D'autres détails suivront.

7 commentaires
  • Paul-Marie Bernard - Abonné 2 décembre 2015 11 h 55

    On peut encourager quelqu'un

    Si on ne peut pas encourager personne, on peut donc encourager quelqu'un, monsieur Couillard!

  • Yvon Bureau - Abonné 2 décembre 2015 12 h 07

    SVP Monsieur Trudeau, PMC

    Intervenez immédiatement.
    Demandez à la Procureur générale du Canada et ses représantants de se retirer de l'injonction contre la Loi concernant les soins de fin de vie. Immédiatement

    Que l'on laisse le Dr Saba débattre de sa cause, suite à l'appel du Québec.

  • Robert Beauchamp - Abonné 2 décembre 2015 12 h 30

    contresens

    Il y a un contresens évident dans le ler paragraphe de cet article.
    Davantage sur le fond, disons que Couillard se range sans surprise du côté de l'autorité fédérale.
    C'est un réflexe.

  • Marie Annik Grégoire - Abonnée 2 décembre 2015 13 h 56

    Qui sont les conseillers juridiques de M. Couillard ?

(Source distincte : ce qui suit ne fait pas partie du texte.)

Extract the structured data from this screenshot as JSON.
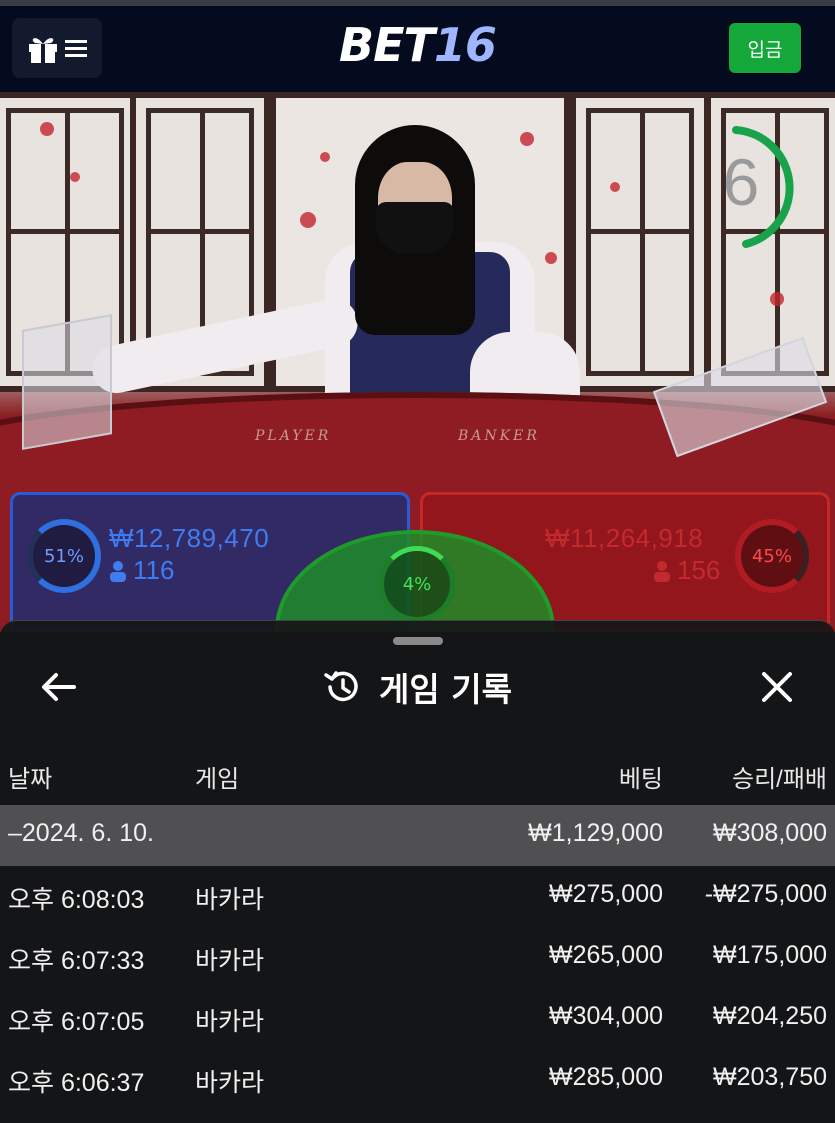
{
  "header": {
    "logo_part1": "BET",
    "logo_part2": "16",
    "deposit_label": "입금"
  },
  "stream": {
    "timer": "6",
    "felt_player": "PLAYER",
    "felt_banker": "BANKER"
  },
  "bets": {
    "player": {
      "percent": "51%",
      "amount": "₩12,789,470",
      "count": "116"
    },
    "tie": {
      "percent": "4%"
    },
    "banker": {
      "percent": "45%",
      "amount": "₩11,264,918",
      "count": "156"
    }
  },
  "sheet": {
    "title": "게임 기록",
    "columns": {
      "date": "날짜",
      "game": "게임",
      "bet": "베팅",
      "winloss": "승리/패배"
    },
    "group": {
      "date": "–2024. 6. 10.",
      "bet": "₩1,129,000",
      "winloss": "₩308,000"
    },
    "rows": [
      {
        "time": "오후 6:08:03",
        "game": "바카라",
        "bet": "₩275,000",
        "winloss": "-₩275,000"
      },
      {
        "time": "오후 6:07:33",
        "game": "바카라",
        "bet": "₩265,000",
        "winloss": "₩175,000"
      },
      {
        "time": "오후 6:07:05",
        "game": "바카라",
        "bet": "₩304,000",
        "winloss": "₩204,250"
      },
      {
        "time": "오후 6:06:37",
        "game": "바카라",
        "bet": "₩285,000",
        "winloss": "₩203,750"
      }
    ]
  },
  "colors": {
    "header_bg": "#050b1f",
    "deposit_green": "#14a83a",
    "player_blue": "#2f6fe0",
    "banker_red": "#c62828",
    "tie_green": "#1e9b2b"
  }
}
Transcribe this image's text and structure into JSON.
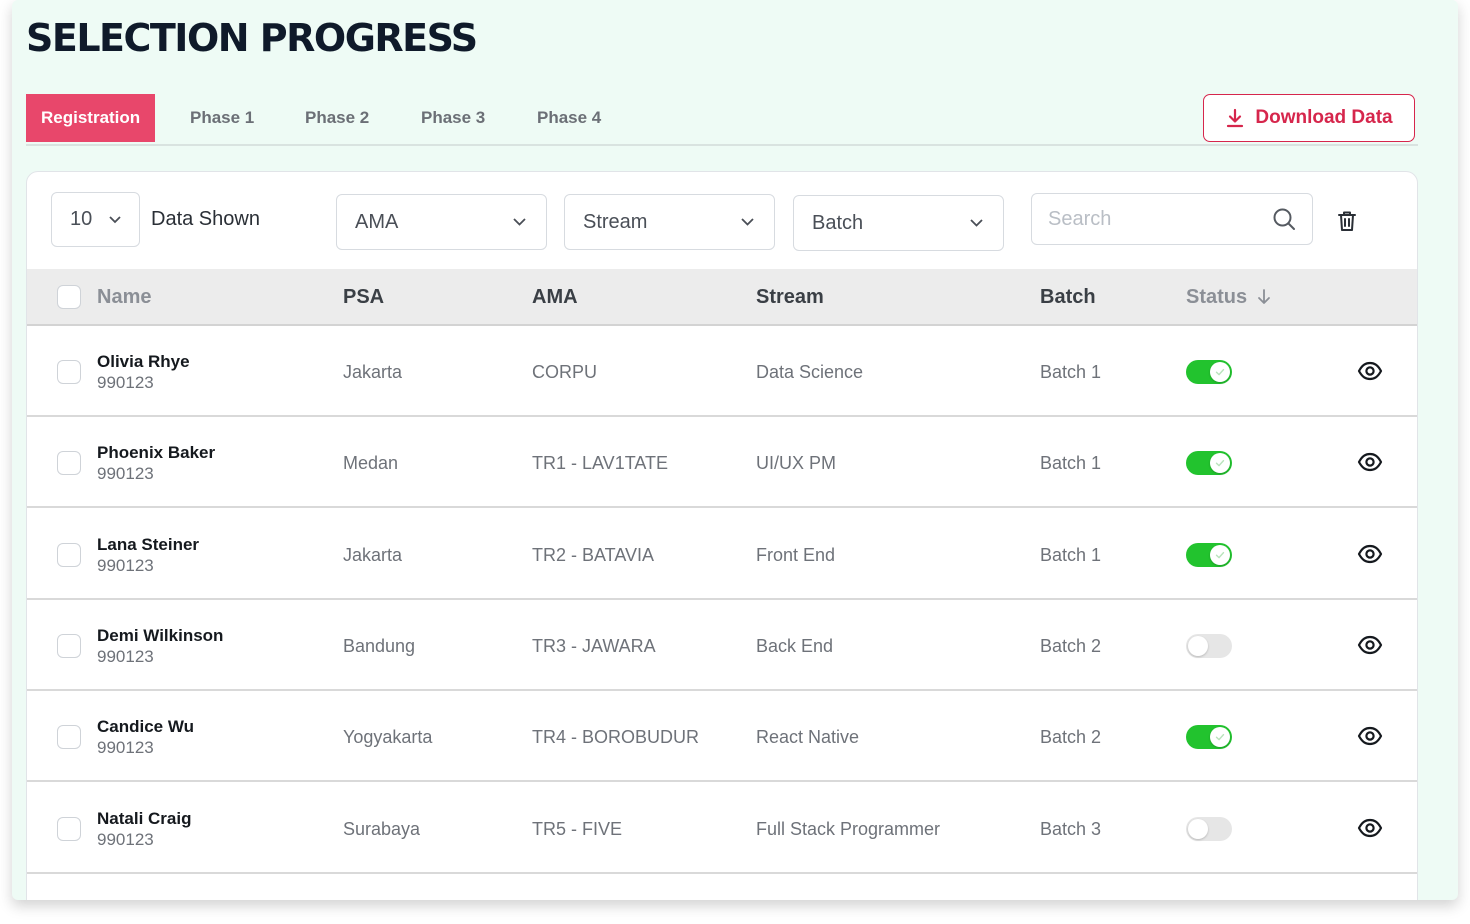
{
  "page": {
    "title": "SELECTION PROGRESS"
  },
  "tabs": [
    "Registration",
    "Phase 1",
    "Phase 2",
    "Phase 3",
    "Phase 4"
  ],
  "active_tab": "Registration",
  "download": {
    "label": "Download Data",
    "icon": "download-icon"
  },
  "controls": {
    "page_size": "10",
    "data_shown_label": "Data Shown",
    "ama_filter": "AMA",
    "stream_filter": "Stream",
    "batch_filter": "Batch",
    "search_placeholder": "Search"
  },
  "table": {
    "headers": {
      "name": "Name",
      "psa": "PSA",
      "ama": "AMA",
      "stream": "Stream",
      "batch": "Batch",
      "status": "Status"
    },
    "rows": [
      {
        "name": "Olivia Rhye",
        "id": "990123",
        "psa": "Jakarta",
        "ama": "CORPU",
        "stream": "Data Science",
        "batch": "Batch 1",
        "status": true
      },
      {
        "name": "Phoenix Baker",
        "id": "990123",
        "psa": "Medan",
        "ama": "TR1 - LAV1TATE",
        "stream": "UI/UX PM",
        "batch": "Batch 1",
        "status": true
      },
      {
        "name": "Lana Steiner",
        "id": "990123",
        "psa": "Jakarta",
        "ama": "TR2 - BATAVIA",
        "stream": "Front End",
        "batch": "Batch 1",
        "status": true
      },
      {
        "name": "Demi Wilkinson",
        "id": "990123",
        "psa": "Bandung",
        "ama": "TR3 - JAWARA",
        "stream": "Back End",
        "batch": "Batch 2",
        "status": false
      },
      {
        "name": "Candice Wu",
        "id": "990123",
        "psa": "Yogyakarta",
        "ama": "TR4 - BOROBUDUR",
        "stream": "React Native",
        "batch": "Batch 2",
        "status": true
      },
      {
        "name": "Natali Craig",
        "id": "990123",
        "psa": "Surabaya",
        "ama": "TR5 - FIVE",
        "stream": "Full Stack Programmer",
        "batch": "Batch 3",
        "status": false
      }
    ]
  },
  "colors": {
    "accent": "#e8476b",
    "accent_dark": "#d6264c",
    "toggle_on": "#22c32e",
    "background": "#eefbf5"
  }
}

    Inquiétant que ce commentaire du Premier ministre puisque la lecture du jugement démontre clairement que le juge a rejeté la demande d'injonction! Il n'y a d'ailleurs aucune ordonnance (nécessaire lorsqu'une injonction est accordée) dans les conclusions du jugement. N'y a-t-il pas des conseillers juridiques dans l'entourage du Premier ministre ? Si la loi est privée d'effet, ce n'est pas en vertu d'une injonction, mais bien en vertu de la théorie constitutionnelle de la prépondérance de la législation fédérale...

  • Gilles Théberge - Abonné 2 décembre 2015 14 h 17

    On ne peut pas encourager personne

    Au secours l'office de la langue française...

    On jurerait que c'est Justin qui parle. Mais c'est vra qe ce sont dux libéraux!